Hace un par de años el Museo Guggenheim de Bilbao ofreció una extraordinaria exposición titulada Arte en Guerra, que ofrecía una panorámica suficiente sobre el desarrollo artístico, fundamentalmente en el entorno francés, durante la Segunda Guerra Mundial.
Ahora, más modesta pero igualmente atractiva, la Fundación Juan March de Madrid presenta más de ciento sesenta obras bajo el epígrafe de Lo nunca visto. De la pintura informalista al fotolibro de postguerra (1945-1965). Si, tras la experiencia de los campos de exterminio nazis, Adorno aseguraba que la poesía ya no era posible, los artistas se veían en la obligación de demostrar que no, que, a pesar de todo, o, precisamente por todo, ese no era el caso. Paul Celan, a quien la tragedia había tocado muy de cerca, se encargó de desmentir al filósofo escribiendo hermosos y desolados versos. Los pintores y los fotógrafos también procuraban encontrar nuevos caminos entre las abrumadoras ruinas que dejaba tras de sí la contienda. El crítico francés Michel Tapié, en 1952, publicaba un libro relevante, Art autre, en el que acuñaba el término “informalismo” para describir las corrientes que agitaban el arte de la época.
Un arte otro para una realidad que, probablemente, era ya otra. Como otra, distinta, excesiva, había sido la inconmensurable destrucción de la reciente guerra, del Holocausto y de Hiroshima. Por supuesto: algo parecía haber cambiado. Y hoy lo vemos, eso nunca visto, en los cuadros, los libros o las fotografías que componen la exposición madrileña. Desde la Cabeza de rehén, una cabeza decapitada y llena de ojos, pintada por Jean Fautrier en 1945, y que abre la muestra, junto con la proyección del fotolibro Chizu-The Map, realizada por Kikuji Kawada en el 65, sobre el lanzamiento de la bomba atómica, hasta las últimas composiciones que anuncian ya la llegada de lo que será el pop art, pero aún con un espíritu crítico y denunciador del que el pop carecerá, nos encontramos con una muy interesante representación de la lucha de los artistas de los años cuarenta y cincuenta por abrir nuevos cauces a su expresión, por recuperar el ímpetu de las vanguardias cuando ya no quedaban ni ímpetu ni vanguardias. En Estados Unidos la CIA financiaba secretamente el expresionismo abstracto, en Francia cobraba vigencia el art brut, y en España, en el año 1957, se formaba en Madrid el grupo El Paso. Todos bregaban con distintos materiales, se entregaban a la abstracción y ensayaban un arte otro para una realidad otra: pintura matérica, tachismo, etc. Era, es cierto, el informalismo.

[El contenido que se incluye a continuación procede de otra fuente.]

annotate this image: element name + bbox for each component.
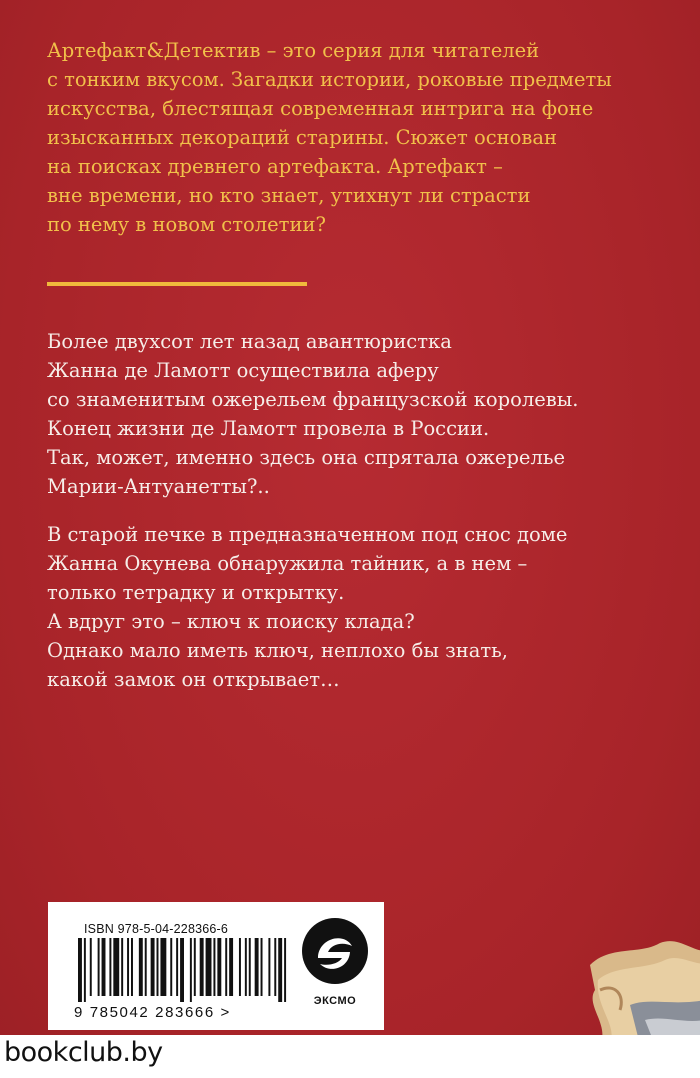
barcode-bar xyxy=(176,938,178,996)
barcode-bar xyxy=(170,938,172,996)
barcode-panel xyxy=(48,902,384,1030)
barcode-bar xyxy=(78,938,82,1002)
series-description: Артефакт&Детектив – это серия для читателей с тонким вкусом. Загадки истории, роковые предметы искусства, блестящая современная интрига на фоне изысканных декораций старины. Сюжет основан на поисках древнего артефакта. Артефакт – вне времени, но кто знает, утихнут ли страсти по нему в новом столетии? xyxy=(47,39,612,236)
isbn-text: ISBN 978-5-04-228366-6 xyxy=(84,922,229,936)
barcode-bar xyxy=(200,938,204,996)
barcode-bar xyxy=(127,938,129,996)
barcode-bar xyxy=(160,938,166,996)
barcode-bar xyxy=(145,938,147,996)
barcode-bar xyxy=(284,938,286,1002)
gold-divider xyxy=(47,282,307,286)
barcode-bar xyxy=(278,938,282,1002)
barcode-bar xyxy=(255,938,259,996)
barcode-bar xyxy=(131,938,133,996)
barcode-digits: 9 785042 283666 > xyxy=(74,1004,231,1021)
barcode-bar xyxy=(98,938,100,996)
barcode-bar xyxy=(90,938,92,996)
barcode-bar xyxy=(245,938,247,996)
synopsis-paragraph-1: Более двухсот лет назад авантюристка Жанна де Ламотт осуществила аферу со знаменитым ожерельем французской королевы. Конец жизни де Ламотт провела в России. Так, может, именно здесь она спрятала ожерелье Марии-Антуанетты?.. xyxy=(47,330,579,498)
barcode-bar xyxy=(268,938,270,996)
barcode xyxy=(78,938,290,1002)
barcode-bar xyxy=(194,938,196,996)
barcode-bar xyxy=(239,938,241,996)
barcode-bar xyxy=(157,938,159,996)
barcode-bar xyxy=(151,938,155,996)
barcode-bar xyxy=(84,938,86,1002)
barcode-bar xyxy=(190,938,192,1002)
barcode-bar xyxy=(225,938,227,996)
barcode-bar xyxy=(206,938,212,996)
parchment-scroll-decoration xyxy=(570,935,700,1045)
barcode-bar xyxy=(109,938,111,996)
barcode-bar xyxy=(229,938,233,996)
eksmo-logo-icon xyxy=(300,916,370,986)
barcode-bar xyxy=(113,938,119,996)
barcode-bar xyxy=(139,938,143,996)
watermark-strip xyxy=(0,1035,700,1078)
barcode-bar xyxy=(102,938,106,996)
barcode-bar xyxy=(213,938,215,996)
publisher-name: ЭКСМО xyxy=(313,995,357,1007)
synopsis-paragraph-2: В старой печке в предназначенном под снос доме Жанна Окунева обнаружила тайник, а в нем – только тетрадку и открытку. А вдруг это – ключ к поиску клада? Однако мало иметь ключ, неплохо бы знать, какой замок он открывает… xyxy=(47,523,568,691)
barcode-bar xyxy=(261,938,263,996)
watermark-text: bookclub.by xyxy=(4,1037,163,1068)
barcode-bar xyxy=(121,938,123,996)
barcode-bar xyxy=(180,938,184,1002)
barcode-bar xyxy=(217,938,221,996)
barcode-bar xyxy=(249,938,251,996)
barcode-bar xyxy=(274,938,276,996)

Buena parte de los mejores de aquellos artistas están presentes en esta turbadora exposición: de Olivier Debré a Wols, de Jean Dubuffet a Pierre Soulages, de Asger Jorn a Natalia Dumitresco, pasando por una estupenda selección de artistas checos y por nombres españoles como Antonio Saura, Manolo Millares, Gustavo Torner Fernando Zóbel o Rafael Canogar. Además de Hermann Claasen, Helmut Lederer u Otto Steiner, partícipes de la Subjektive Fotografie alemana, por ejemplo. Era otra forma de hacer arte, otra forma de apreciarlo. Se usan sacos arpilleras, alambres, arena, yeso… Si tradicionalmente la pintura había ocultado su propia materia ahora es esta la que asume el protagonismo y salta a la vista desde el lienzo: rugosa, áspera, pobre, obscena; a menudo restos, residuos, despojos que adquieren un extraño valor, una inusitada potencia en manos de los nuevos creadores. Desgarrados, cruzados por virulentas heridas, los cuadros se insertan en un tiempo oscuro que se denuncia a sí mismo sin ninguna garantía. Pero aquellos malos tiempos pasaron y, probablemente anuncien otros malos tiempos por venir. De momento, hasta el cinco de junio, podemos asomarnos a esas desgarraduras e intentar ver lo nunca visto, lo que, quizás, nunca deberíamos ver.